Mike Zamansky has popped in with another Learning Elisp video before he departs on his vacation. He didn’t want to start the next project and leave it hanging while he was away so this video covers some preliminaries. In particular, he covers some Elisp builtin data structures. That includes lists, pairs, vectors, hash tables, and association lists.
Vectors and hash tables have direct analogs in other languages and are probably familiar to all Irreal readers. Lists are simply linked lists and although they don’t have a builtin analog in most other languages, the idea is a common and familiar.
Zamansky explains how lists and pairs (single, unlinked cons cells) are implemented and then goes on to discuss the data structure that he’s planning to use in the next project: association lists. They’re sort of an intermediate structure, a bit like hash tables but lighter weight and not as fast.
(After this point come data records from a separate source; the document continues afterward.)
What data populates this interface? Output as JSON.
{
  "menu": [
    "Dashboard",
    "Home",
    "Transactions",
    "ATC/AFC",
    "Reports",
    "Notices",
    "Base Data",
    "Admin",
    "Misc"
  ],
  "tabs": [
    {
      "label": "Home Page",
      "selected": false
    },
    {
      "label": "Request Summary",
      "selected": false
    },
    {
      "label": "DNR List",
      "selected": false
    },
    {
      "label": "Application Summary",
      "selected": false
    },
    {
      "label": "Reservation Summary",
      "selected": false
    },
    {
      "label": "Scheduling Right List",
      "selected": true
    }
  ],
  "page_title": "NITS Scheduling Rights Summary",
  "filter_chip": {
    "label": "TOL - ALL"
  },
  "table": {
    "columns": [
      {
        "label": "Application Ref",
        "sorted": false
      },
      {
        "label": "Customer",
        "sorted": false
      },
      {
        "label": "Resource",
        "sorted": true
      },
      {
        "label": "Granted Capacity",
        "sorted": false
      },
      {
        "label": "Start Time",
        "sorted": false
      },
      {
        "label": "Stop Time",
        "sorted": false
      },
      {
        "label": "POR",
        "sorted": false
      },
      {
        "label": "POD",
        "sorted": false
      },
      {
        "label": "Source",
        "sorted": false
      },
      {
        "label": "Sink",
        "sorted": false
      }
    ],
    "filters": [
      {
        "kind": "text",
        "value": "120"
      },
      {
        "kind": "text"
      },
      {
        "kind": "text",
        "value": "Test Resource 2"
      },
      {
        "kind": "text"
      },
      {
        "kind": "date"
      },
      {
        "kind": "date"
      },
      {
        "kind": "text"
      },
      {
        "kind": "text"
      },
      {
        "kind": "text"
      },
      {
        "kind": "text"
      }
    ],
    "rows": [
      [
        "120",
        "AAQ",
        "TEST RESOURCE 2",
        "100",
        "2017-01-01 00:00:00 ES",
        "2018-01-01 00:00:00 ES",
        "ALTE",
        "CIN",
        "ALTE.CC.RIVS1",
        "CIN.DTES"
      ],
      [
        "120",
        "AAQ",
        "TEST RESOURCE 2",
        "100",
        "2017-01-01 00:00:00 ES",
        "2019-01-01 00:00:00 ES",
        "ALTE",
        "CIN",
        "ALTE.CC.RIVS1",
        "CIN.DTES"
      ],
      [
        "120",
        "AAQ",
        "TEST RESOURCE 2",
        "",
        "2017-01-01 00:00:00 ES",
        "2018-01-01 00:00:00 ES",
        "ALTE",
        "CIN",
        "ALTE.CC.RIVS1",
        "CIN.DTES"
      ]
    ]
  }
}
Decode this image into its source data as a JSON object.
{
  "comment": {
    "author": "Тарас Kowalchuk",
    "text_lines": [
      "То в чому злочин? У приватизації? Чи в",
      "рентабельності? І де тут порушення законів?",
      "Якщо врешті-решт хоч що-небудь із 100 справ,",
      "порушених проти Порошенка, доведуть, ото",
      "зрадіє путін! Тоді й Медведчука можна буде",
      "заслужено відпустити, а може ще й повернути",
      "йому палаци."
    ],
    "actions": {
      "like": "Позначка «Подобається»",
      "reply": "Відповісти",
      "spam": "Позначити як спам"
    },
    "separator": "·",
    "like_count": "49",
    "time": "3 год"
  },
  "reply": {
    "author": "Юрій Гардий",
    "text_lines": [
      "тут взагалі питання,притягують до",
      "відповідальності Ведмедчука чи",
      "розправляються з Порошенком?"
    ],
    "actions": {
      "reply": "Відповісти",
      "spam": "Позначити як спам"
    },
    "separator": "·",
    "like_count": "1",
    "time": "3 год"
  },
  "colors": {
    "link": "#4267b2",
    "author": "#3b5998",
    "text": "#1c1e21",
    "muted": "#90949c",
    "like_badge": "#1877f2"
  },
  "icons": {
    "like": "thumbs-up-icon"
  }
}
They’re the ideal key/value lookup method for small tables. It’s \(O(n)\) instead of the \(O(1)\) that hash tables provide but it’s perfect for relatively small lookup tables.
The next project is going to be about inserting emoji into a buffer and Zamansky is planning on using an association list to map the emoji name to the actual symbol. We’ll have to wait until Zamansky gets back from Europe for that but we can consider this video a teaser.
The video is 16 minutes, 16 seconds long so plan accordingly.